RADAR JOGJA - Xabi Alonso menegaskan bahwa ia masih mendapatkan dukungan dari para pemainnya, dan mengatakan ia tenang mengenai laporan bahwa pekerjaannya terancam, seiring Real Madrid bersiap menjamu Manchester City di Liga Champions.
Real Madrid memasuki pertandingan melawan Manchester City setelah hanya memenangkan satu dari lima pertandingan terakhir di La Liga, termasuk kekalahan kandang 2-0 dari Celta Vigo di Bernabeu pada pekan lalu.
Dikabarkan bahwa presiden Florentino Perez bertemu dengan dewan Real Madrid setelah kekalahan dari Celta untuk membahas masa depan Alonso, dengan kekhawatiran atas manajemennya dan performa para pemain kunci.
"Ya," kata Alonso, memberikan jawaban singkat ketika ditanya apakah ia merasa masih mendapat dukungan dari skuadnya.
"Tim ini bersatu, tim ini yakin," kata Alonso sebelumnya, ketika ditanya tentang situasi menjelang pertandingan melawan Manchester City.
"Semua orang yakin kami bisa menang besok. Tak seorang pun ragu. Tapi untuk itu, kami harus bermain dengan ritme, intensitas, dan daya saing yang baik," imbuhnya.
Berbicara kemudian, gelandang Aurelien Tchouameni mengatakan bahwa hasil mengecewakan Real Madrid termasuk kekalahan 1-0 di Liga Champions dari Liverpool, dan tiga hasil imbang melawan Rayo Vallecano, Elche, dan Girona, sebelum kekalahan dari Celta bukanlah kesalahan Alonso.
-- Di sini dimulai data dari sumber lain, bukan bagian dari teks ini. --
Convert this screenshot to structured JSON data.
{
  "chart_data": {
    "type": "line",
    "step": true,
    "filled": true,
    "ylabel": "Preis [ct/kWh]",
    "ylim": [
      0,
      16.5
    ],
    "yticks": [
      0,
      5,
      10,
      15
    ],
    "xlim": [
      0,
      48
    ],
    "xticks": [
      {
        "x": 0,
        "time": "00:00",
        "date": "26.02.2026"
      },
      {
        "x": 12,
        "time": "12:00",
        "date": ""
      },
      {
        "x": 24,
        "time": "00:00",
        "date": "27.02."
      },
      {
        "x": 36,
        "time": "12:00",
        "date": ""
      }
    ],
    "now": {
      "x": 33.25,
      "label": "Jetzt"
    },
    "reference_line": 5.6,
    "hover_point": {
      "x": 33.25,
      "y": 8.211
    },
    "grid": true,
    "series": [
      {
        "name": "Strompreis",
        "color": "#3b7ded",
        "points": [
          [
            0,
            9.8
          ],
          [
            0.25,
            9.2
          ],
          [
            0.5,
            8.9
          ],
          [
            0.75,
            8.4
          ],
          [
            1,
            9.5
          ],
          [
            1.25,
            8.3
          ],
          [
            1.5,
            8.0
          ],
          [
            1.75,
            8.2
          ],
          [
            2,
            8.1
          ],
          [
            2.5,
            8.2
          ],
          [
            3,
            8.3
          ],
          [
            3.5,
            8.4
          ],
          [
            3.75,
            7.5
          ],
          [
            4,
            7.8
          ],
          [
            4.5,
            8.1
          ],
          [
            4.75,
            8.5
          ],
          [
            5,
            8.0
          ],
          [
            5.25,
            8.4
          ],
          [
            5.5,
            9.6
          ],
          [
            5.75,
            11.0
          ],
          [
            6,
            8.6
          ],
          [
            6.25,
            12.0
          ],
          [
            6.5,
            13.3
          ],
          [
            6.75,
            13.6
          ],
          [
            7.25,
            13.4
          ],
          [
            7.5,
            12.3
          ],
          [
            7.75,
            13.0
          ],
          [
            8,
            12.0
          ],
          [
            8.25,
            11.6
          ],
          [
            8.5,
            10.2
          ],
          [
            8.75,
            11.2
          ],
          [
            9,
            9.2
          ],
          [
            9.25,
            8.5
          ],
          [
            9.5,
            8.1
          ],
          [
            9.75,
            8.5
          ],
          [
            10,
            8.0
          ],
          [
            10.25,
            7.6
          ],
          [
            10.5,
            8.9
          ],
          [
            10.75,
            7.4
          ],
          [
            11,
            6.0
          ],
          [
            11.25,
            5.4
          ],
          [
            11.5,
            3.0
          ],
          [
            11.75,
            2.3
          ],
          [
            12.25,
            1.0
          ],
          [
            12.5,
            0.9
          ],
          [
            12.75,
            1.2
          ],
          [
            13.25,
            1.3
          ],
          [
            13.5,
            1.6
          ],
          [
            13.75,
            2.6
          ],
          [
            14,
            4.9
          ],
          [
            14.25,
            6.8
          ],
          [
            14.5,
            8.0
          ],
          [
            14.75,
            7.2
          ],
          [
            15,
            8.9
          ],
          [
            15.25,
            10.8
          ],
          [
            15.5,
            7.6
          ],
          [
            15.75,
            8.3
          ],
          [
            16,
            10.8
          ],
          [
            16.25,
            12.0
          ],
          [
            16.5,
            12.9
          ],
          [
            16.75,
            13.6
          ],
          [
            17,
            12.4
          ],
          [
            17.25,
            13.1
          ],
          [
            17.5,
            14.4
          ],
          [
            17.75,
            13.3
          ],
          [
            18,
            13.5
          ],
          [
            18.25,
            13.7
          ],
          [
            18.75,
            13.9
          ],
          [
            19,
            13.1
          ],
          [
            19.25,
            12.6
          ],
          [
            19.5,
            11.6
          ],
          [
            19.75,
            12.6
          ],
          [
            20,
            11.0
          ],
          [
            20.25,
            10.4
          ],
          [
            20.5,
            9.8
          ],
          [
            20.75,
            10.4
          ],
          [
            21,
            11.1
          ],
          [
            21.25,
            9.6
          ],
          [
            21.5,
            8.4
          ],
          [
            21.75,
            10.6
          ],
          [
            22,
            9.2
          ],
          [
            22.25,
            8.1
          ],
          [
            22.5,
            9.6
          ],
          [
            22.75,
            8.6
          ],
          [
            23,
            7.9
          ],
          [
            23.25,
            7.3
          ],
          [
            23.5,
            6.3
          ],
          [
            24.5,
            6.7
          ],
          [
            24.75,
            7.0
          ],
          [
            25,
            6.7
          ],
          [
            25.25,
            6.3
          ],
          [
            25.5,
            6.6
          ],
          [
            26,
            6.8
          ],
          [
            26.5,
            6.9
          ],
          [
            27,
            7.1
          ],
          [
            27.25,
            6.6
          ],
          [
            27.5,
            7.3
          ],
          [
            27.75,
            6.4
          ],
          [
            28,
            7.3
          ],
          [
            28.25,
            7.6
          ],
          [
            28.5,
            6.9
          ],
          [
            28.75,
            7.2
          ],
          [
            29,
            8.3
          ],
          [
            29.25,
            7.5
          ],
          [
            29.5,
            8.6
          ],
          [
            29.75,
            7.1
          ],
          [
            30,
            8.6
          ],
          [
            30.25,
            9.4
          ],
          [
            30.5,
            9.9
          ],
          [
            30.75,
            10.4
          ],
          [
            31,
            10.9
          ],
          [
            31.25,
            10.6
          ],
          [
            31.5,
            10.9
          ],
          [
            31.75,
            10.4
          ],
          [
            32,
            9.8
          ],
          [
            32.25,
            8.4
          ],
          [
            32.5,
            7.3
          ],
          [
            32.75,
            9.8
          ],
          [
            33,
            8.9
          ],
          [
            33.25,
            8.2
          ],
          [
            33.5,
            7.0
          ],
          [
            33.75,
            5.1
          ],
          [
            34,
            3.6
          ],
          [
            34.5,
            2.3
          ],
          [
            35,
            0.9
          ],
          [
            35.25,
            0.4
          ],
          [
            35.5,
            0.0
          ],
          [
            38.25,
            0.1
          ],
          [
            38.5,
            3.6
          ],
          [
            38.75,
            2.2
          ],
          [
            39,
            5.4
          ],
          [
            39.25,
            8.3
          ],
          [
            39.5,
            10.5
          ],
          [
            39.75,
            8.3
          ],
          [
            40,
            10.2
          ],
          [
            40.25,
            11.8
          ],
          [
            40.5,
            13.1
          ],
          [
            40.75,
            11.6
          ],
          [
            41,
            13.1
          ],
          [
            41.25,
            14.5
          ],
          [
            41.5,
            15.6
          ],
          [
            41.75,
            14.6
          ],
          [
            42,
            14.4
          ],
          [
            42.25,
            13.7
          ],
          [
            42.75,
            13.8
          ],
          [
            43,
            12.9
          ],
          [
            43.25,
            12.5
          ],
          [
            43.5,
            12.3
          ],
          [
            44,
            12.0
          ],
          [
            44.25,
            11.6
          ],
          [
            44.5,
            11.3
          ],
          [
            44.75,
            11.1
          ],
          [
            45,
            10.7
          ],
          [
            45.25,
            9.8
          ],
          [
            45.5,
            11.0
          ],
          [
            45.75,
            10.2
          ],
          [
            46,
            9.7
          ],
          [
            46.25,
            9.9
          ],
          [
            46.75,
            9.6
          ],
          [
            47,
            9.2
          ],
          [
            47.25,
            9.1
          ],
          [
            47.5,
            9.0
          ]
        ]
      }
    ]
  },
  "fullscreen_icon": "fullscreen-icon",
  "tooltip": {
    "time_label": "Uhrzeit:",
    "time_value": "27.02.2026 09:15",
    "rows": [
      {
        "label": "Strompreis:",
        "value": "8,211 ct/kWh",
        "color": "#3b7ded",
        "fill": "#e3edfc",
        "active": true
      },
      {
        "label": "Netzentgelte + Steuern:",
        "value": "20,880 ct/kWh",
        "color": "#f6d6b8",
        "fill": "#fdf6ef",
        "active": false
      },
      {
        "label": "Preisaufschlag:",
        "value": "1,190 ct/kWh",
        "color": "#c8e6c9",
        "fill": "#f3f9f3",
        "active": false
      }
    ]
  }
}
"Dalam pertandingan melawan Vigo, pelatih memang punya rencana permainan yang bagus," kata Tchouameni.
"Tapi pada akhirnya, kami para pemain yang berada di lapangan. Jika kami berada di level kami, kami punya peluang lebih besar untuk memenangkan pertandingan-pertandingan ini. Jika kami kalah 2-0, ada masalah bagi kami di lapangan, dengan intensitasnya. Itu bukan kesalahan pelatih," jelasnya.
Performa buruk Los Blancos membuat mereka kini tertinggal empat poin di belakang Barcelona di puncak klasemen La Liga, meskipun telah mengalahkan rival mereka di laga Clásico bulan Oktober.
Dikabarkan bahwa Zinedine Zidane dan pelatih tim cadangan Alvaro Arbeloa adalah dua nama yang dipertimbangkan untuk menggantikan Alonso.
"Sebagai pelatih Real Madrid, Anda harus siap menghadapi situasi ini dengan tenang," kata Alonso ketika ditanya tentang spekulasi tersebut.
"Begitulah perasaan saya. Saya bersemangat tentang apa yang akan terjadi selanjutnya, mulai besok, setelah kemarahan yang ada, yang merupakan hal yang wajar. Sekarang kami memikirkan Manchester City, Liga Champions. Segalanya dapat berubah dengan cepat dalam sepak bola," tegasnya.
Alonso mengatakan ia tidak menyesali keputusan besarnya untuk mengganti Vinicius Junior di laga El Clasico, yang memicu reaksi keras dari sang pemain dengan mengatakan "apa yang saya lihat di lapangan adalah keputusan yang harus saya ambil," dan mengatakan ia akan terbuka untuk bekerja di Premier League di masa mendatang.
"Saat ini, inilah tempat saya," kata Alonso. "Di sinilah saya ingin berada. Di masa depan, kita tidak pernah tahu apa yang bisa terjadi," pungkasnya.